I was on the mobile team, and we consumed APIs generated by the web team. The web team had 10-15 times more programmers than we did, and it took months to deliver updates. At one point, they decided to install IBM Tealeaf, allowing them to see what a web page looked like from a customer’s viewpoint. To their horror, it showed that anyone booking a hotel (I think hotel, but it might have been flights) reservation with particular punctuation or non-ASCII characters in the name would get a nasty exception on the booking page. They looked at the server logs and found that this exception appeared about 1% of the time, going back for a long time. They had been losing 1% of revenue due to this error! If they had been mining the logs for problems, it could have been dealt with long before it became a loss of revenue. Always watch your logs for errors; never wait until a customer complains or you randomly find it years late.

New York City Vanishes

At one point, I noticed people complaining in the App Store reviews for our iPad app that searching for a location in our hotel booking flow would return “No Results Found,” even for obvious locations like New York City.

I tried it myself, and it worked, so I set up a loop in a command-line app, calling the API service we used from the backend. Running the New York City search all day eventually hit some empty responses.

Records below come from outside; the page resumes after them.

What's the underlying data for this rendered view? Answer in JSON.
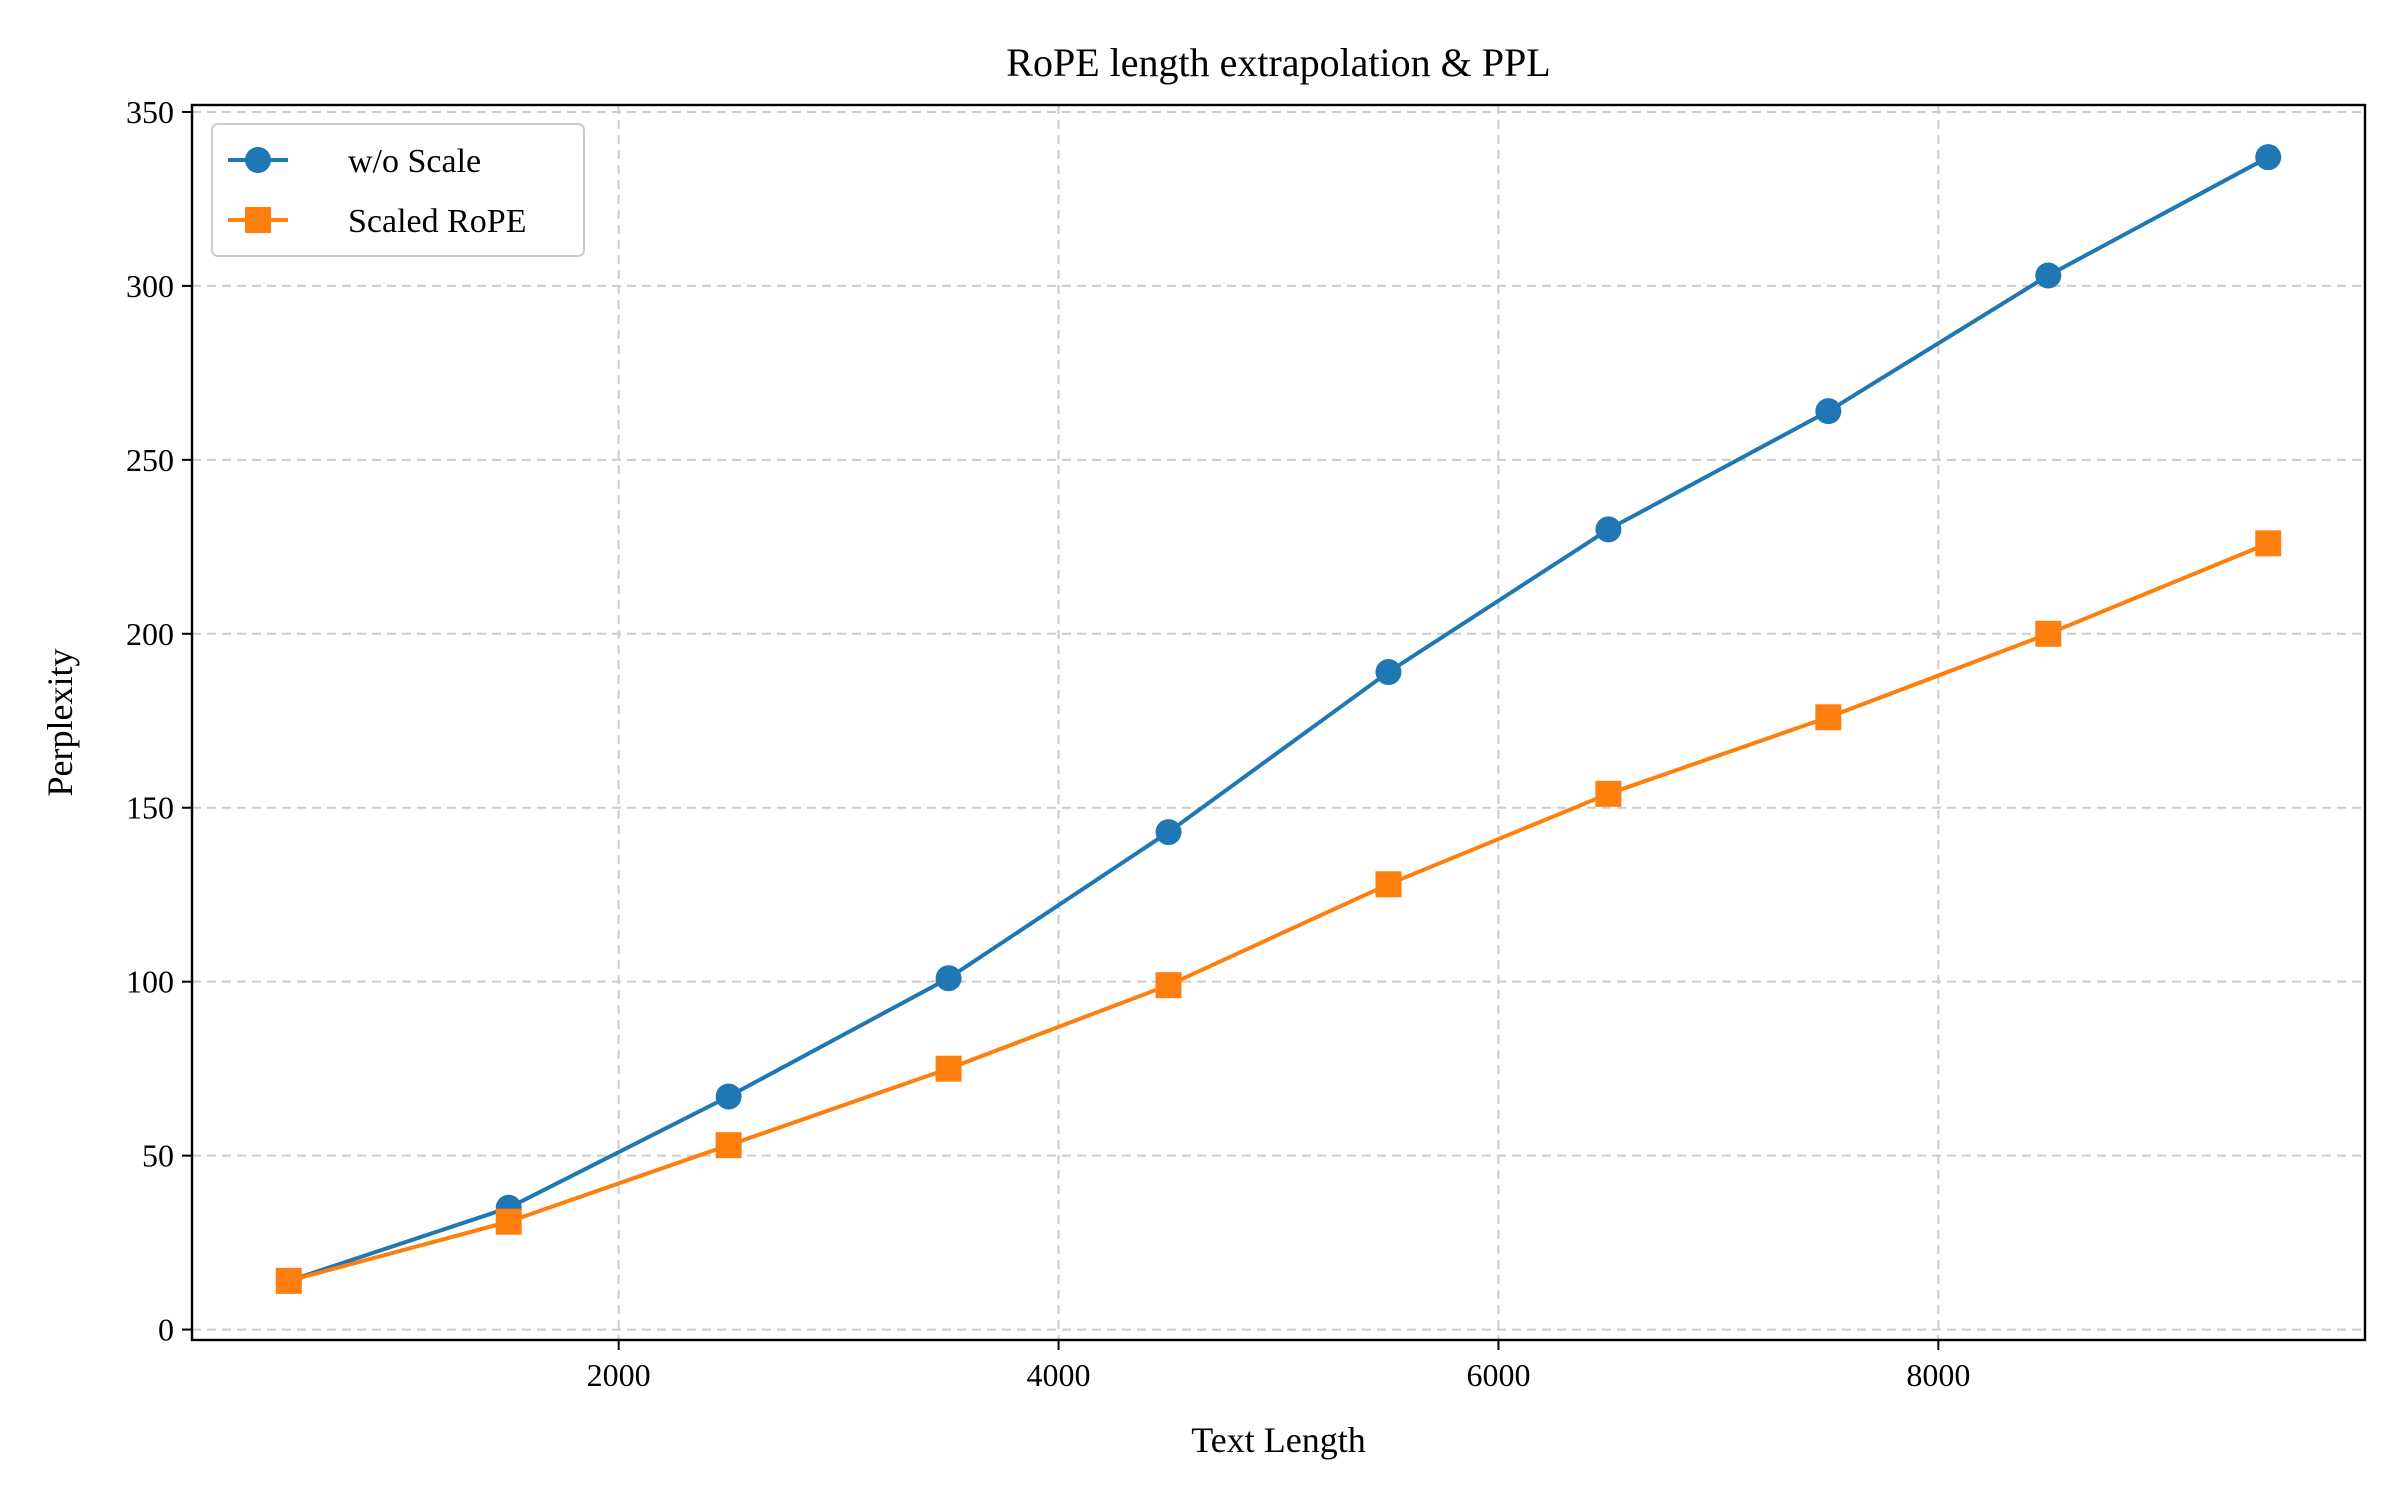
{
  "chart_data": {
    "type": "line",
    "title": "RoPE length extrapolation & PPL",
    "xlabel": "Text Length",
    "ylabel": "Perplexity",
    "x": [
      500,
      1500,
      2500,
      3500,
      4500,
      5500,
      6500,
      7500,
      8500,
      9500
    ],
    "xlim": [
      60,
      9940
    ],
    "ylim": [
      -3,
      352
    ],
    "xticks": [
      2000,
      4000,
      6000,
      8000
    ],
    "xtick_labels": [
      "2000",
      "4000",
      "6000",
      "8000"
    ],
    "yticks": [
      0,
      50,
      100,
      150,
      200,
      250,
      300,
      350
    ],
    "ytick_labels": [
      "0",
      "50",
      "100",
      "150",
      "200",
      "250",
      "300",
      "350"
    ],
    "grid": true,
    "legend_position": "top-left",
    "series": [
      {
        "name": "w/o Scale",
        "color": "#1f77b4",
        "marker": "circle",
        "values": [
          14,
          35,
          67,
          101,
          143,
          189,
          230,
          264,
          303,
          337
        ]
      },
      {
        "name": "Scaled RoPE",
        "color": "#ff7f0e",
        "marker": "square",
        "values": [
          14,
          31,
          53,
          75,
          99,
          128,
          154,
          176,
          200,
          226
        ]
      }
    ]
  }
}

We talked with the backend team that managed that API. They had multiple servers with a load balancer in front and a health check to ensure a server was running. The data would be updated a few times daily, and the servers would be restarted, loading the data into memory. Once I convinced them there was a problem, they realized that the data loading had some bug where it would occasionally fail to load anything. The health check only tested if the server was running, not that it was returning results. They decided not to fix the bug but changed the health check and restarted any failed servers. This problem also existed in the web app, but there was no way to report such a failure. It was found only by checking the App Store reviews.

Final Word

The point of these examples is to show that quality requires attention to everything, even after shipping! No matter how thorough your development is, you should continuously monitor what happens at the customer level. This reinforces and validates whatever you did before shipping and communicates what might need to be changed in your approach to quality.

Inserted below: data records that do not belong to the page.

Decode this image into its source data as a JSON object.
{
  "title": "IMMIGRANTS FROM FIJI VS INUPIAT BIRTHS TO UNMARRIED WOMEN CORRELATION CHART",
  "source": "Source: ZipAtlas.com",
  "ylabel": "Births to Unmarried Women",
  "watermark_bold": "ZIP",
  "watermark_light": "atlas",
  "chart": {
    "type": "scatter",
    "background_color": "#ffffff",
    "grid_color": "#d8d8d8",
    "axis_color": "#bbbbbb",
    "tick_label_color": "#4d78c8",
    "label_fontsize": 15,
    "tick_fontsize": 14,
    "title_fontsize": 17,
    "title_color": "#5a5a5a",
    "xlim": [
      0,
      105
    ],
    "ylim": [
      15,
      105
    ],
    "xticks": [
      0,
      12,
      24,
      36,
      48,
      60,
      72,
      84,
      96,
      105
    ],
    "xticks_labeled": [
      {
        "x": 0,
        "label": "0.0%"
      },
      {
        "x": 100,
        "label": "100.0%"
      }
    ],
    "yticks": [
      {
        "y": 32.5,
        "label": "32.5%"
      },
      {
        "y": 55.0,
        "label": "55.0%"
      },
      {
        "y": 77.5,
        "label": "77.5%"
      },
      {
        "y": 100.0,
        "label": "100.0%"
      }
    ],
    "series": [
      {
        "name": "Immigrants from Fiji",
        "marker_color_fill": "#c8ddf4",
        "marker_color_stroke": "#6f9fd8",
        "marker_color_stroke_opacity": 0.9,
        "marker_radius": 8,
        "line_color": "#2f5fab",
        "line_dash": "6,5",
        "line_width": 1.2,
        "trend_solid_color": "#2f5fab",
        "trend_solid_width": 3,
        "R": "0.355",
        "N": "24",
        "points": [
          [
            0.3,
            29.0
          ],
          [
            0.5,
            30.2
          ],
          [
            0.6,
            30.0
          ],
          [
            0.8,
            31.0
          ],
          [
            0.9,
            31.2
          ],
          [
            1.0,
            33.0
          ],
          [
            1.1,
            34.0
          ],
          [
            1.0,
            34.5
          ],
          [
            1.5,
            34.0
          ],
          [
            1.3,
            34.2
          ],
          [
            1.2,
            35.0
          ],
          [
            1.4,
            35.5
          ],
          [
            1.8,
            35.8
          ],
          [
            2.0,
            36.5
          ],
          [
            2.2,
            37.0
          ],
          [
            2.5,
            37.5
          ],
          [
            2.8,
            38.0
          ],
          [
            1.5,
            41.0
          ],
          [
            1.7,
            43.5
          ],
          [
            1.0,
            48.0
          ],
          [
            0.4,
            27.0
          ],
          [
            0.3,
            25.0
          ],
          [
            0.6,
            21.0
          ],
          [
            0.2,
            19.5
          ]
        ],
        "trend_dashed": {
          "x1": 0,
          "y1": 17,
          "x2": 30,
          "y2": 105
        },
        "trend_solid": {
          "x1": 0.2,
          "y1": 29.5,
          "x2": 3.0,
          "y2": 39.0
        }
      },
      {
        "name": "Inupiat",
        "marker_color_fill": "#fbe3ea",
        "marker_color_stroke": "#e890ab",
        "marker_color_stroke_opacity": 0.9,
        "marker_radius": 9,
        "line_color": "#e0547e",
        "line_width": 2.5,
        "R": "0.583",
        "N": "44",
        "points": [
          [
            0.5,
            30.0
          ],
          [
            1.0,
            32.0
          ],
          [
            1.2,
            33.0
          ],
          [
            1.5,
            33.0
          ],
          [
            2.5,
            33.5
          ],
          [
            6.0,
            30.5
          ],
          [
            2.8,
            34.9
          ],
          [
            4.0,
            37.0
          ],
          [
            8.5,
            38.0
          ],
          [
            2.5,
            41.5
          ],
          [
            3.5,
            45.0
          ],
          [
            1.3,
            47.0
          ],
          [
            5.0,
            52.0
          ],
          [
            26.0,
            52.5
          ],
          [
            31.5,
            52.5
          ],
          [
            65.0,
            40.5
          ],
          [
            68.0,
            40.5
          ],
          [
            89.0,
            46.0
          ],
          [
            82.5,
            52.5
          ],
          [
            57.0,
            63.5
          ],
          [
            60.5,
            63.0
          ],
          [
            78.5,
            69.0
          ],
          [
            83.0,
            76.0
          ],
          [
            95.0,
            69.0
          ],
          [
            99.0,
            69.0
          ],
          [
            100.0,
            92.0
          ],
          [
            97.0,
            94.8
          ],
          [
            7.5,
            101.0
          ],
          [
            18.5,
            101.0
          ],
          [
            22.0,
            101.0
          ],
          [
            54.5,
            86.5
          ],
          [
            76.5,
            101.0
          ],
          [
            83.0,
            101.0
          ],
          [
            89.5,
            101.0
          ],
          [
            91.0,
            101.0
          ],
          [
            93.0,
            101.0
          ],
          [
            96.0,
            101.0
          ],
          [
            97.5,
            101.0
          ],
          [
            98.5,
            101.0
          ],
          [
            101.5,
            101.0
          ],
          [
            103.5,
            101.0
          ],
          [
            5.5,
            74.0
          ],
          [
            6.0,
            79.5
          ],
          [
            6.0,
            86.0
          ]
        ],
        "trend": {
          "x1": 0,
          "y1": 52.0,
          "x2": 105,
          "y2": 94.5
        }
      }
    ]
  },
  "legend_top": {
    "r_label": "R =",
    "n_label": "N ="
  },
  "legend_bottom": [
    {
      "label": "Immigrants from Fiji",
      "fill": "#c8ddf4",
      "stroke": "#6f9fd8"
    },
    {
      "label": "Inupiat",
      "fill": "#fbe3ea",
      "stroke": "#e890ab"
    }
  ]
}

Naturally, your employer might not care about quality or be unwilling to pay for it. I have seen that in many places and have often experienced it on the web or using apps. You might be able to convince them otherwise or have them ignore you. I was able to get people to pay attention to the crash rate of our apps despite that not being a priority when I started, but you can’t always make that sort of subversive act work. I never needed another job, but if I had interviewed for a mobile job elsewhere, I would have asked about the crash rate. If they don’t know, they probably don’t care. Perhaps another company might be a better choice.

I hope this long post gives you some useful ideas. Quality is not easy, quick, or cheap. It requires discipline, imagination, thoroughness, and continuity. It’s easy to lose and difficult to regain. In the long run, your customers greatly appreciate something that works and never gets in their way. As long as you view quality as necessary, it doesn’t have to be an impossible goal; you must make it part of your DNA. That embarrassing crash while giving demos back in 1987 paid off in the long run!